L’objectif n’est plus de répa­rer l’homme malade ou vieillis­sant mais de « l’augmenter », de lui don­ner cer­taines per­for­mances emprun­tées aux machines dont il est le créateur.

Le transhumanisme aboutissement 
de la Révolution anthropologique
Joël Hautebert
Éditions de l’Homme Nouveau - 2019
160 pages - 19 €

Le trans­hu­ma­nisme s’impose de plus en plus dans les men­ta­li­tés et dans les débats d’idées car il est l’objet d’une pro­mo­tion volon­ta­riste de lob­bies influents qui ont la com­pli­ci­té active de la presse et des milieux poli­tiques. Apparu pour la pre­mière fois sous la plume de Julian Huxley en 1957, le mot désigne la doc­trine selon laquelle l’homme met en œuvre les pro­grès indé­fi­nis de la science pour échap­per aux contraintes et à la fini­tude de son corps. L’objectif n’est plus de répa­rer l’homme malade ou vieillis­sant mais de « l’augmenter », de lui don­ner cer­taines per­for­mances emprun­tées aux machines dont il est le créa­teur : mémoire, force, lon­gé­vi­té par rem­pla­ce­ment des organes ou membres. L’objectif démiur­gique est bien de dépas­ser les limites bio­lo­giques et de sup­pri­mer les fron­tières entre le vivant et le non-vivant.
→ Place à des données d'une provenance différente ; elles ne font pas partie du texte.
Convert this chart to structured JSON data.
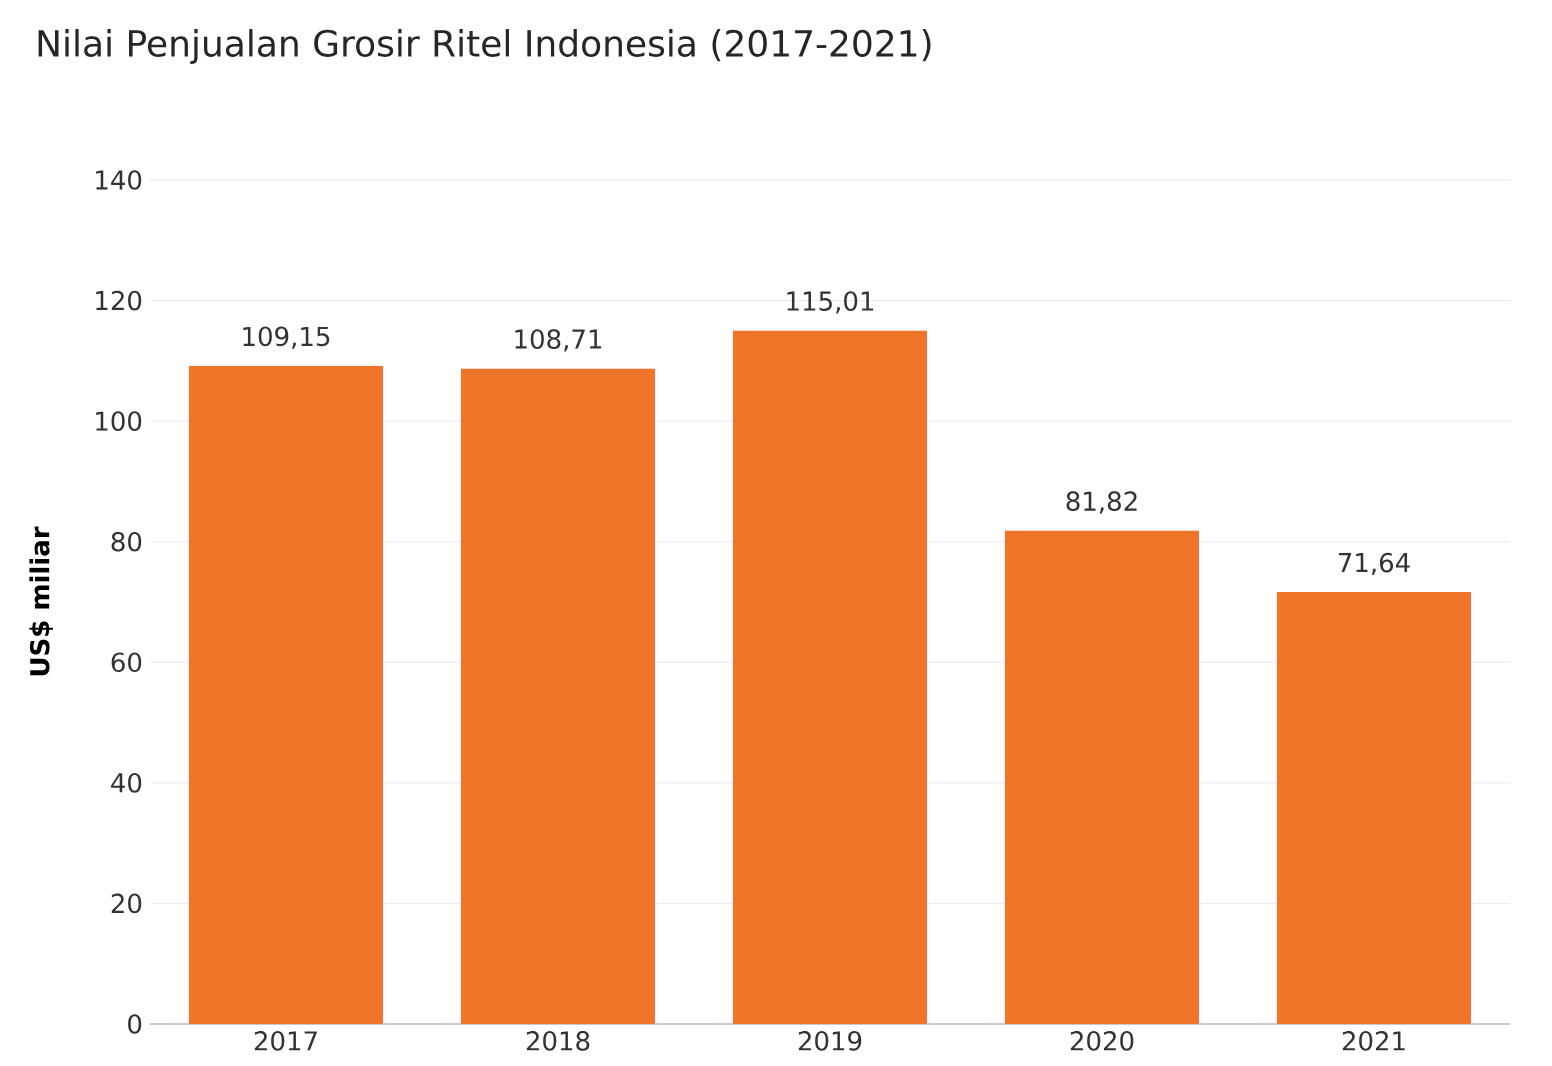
{
  "chart_data": {
    "type": "bar",
    "title": "Nilai Penjualan Grosir Ritel Indonesia (2017-2021)",
    "ylabel": "US$ miliar",
    "categories": [
      "2017",
      "2018",
      "2019",
      "2020",
      "2021"
    ],
    "values": [
      109.15,
      108.71,
      115.01,
      81.82,
      71.64
    ],
    "value_labels": [
      "109,15",
      "108,71",
      "115,01",
      "81,82",
      "71,64"
    ],
    "color": "#f07427",
    "ylim": [
      0,
      140
    ],
    "yticks": [
      0,
      20,
      40,
      60,
      80,
      100,
      120,
      140
    ],
    "grid": "y"
  }
}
Joël Hautebert, pro­fes­seur de droit à l’Université d’Angers, signe une ana­lyse phi­lo­so­phique per­cu­tante de cette idéo­lo­gie, en retra­çant la généa­lo­gie de ce pro­jet. Il iden­ti­fie la nature et les consé­quences poli­tiques, morales et socio­lo­giques de ce qui s’impose comme l’âge d’un maté­ria­lisme dou­blé d’un culte obses­sion­nel dans le pro­grès de la science, cou­pé de toute norme morale.
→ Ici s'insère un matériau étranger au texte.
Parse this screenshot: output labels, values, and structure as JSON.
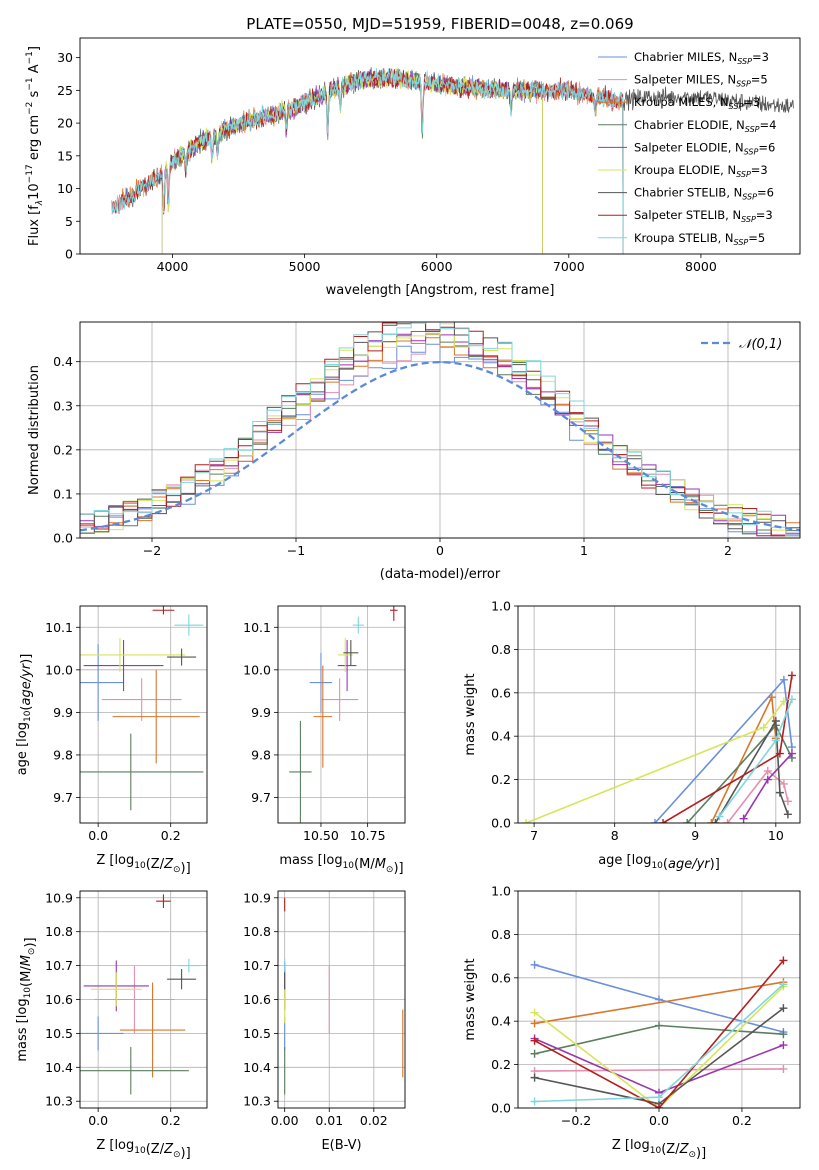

Comme l’indique le titre de l’essai, le trans­hu­ma­nisme consti­tue bien le pro­lon­ge­ment et l’aboutissement de cette Révolution de l’homme par l’homme par laquelle sa régé­né­ra­tion arti­fi­cielle fait suite à la révo­lu­tion poli­tique et sociale qui, par le contrac­tua­lisme avait pré­ten­du créer une régé­né­ra­tion sociale de l’homme. Le pro­grès tech­nique, la perte de confiance en l’homme, en son libre-​arbitre lar­ge­ment remis en cause, un maté­ria­lisme pra­tique pré­do­mi­nant et impo­sant le pri­mat de la san­té du corps comme loi suprême de la vie, ont for­te­ment contri­bué à l’éclosion et à l’enracinement du phénomène.
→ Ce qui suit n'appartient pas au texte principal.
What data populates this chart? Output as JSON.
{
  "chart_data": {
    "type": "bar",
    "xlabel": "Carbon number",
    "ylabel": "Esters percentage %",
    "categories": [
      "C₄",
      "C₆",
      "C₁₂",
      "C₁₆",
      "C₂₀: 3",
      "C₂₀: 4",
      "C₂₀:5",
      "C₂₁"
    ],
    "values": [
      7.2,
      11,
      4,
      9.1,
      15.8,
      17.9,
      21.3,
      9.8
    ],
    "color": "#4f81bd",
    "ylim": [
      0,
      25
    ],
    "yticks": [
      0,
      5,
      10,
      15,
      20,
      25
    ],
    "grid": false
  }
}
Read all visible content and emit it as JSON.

Vieille comme la moder­ni­té qui pré­tend réa­li­ser l’indépendance à l’égard de tout ordre hété­ro­nome, la théo­rie trans­hu­ma­niste fait suite au pro­jet de l’humanisme de la Renaissance, au maté­ria­lisme des Lumières, au scien­tisme, au mar­xisme et à l’évolutionnisme qui ouvre des voies nou­velles à la pré­ten­due libé­ra­tion de l’homme. Désormais, l’humain doit prendre en charge sa propre évo­lu­tion. Comme le sou­ligne Joël Hautebert à la fin de son intro­duc­tion, « Alors que l’homme moderne pré­ten­dait reje­ter l’action pro­vi­den­tielle de Dieu en par­ve­nant à la domi­na­tion de la nature grâce à la connais­sance de ses lois propres, l’homme post­mo­derne cherche doré­na­vant à s’extirper de cette der­nière en fai­sant confiance aux lois de la tech­nique. » (p. 16)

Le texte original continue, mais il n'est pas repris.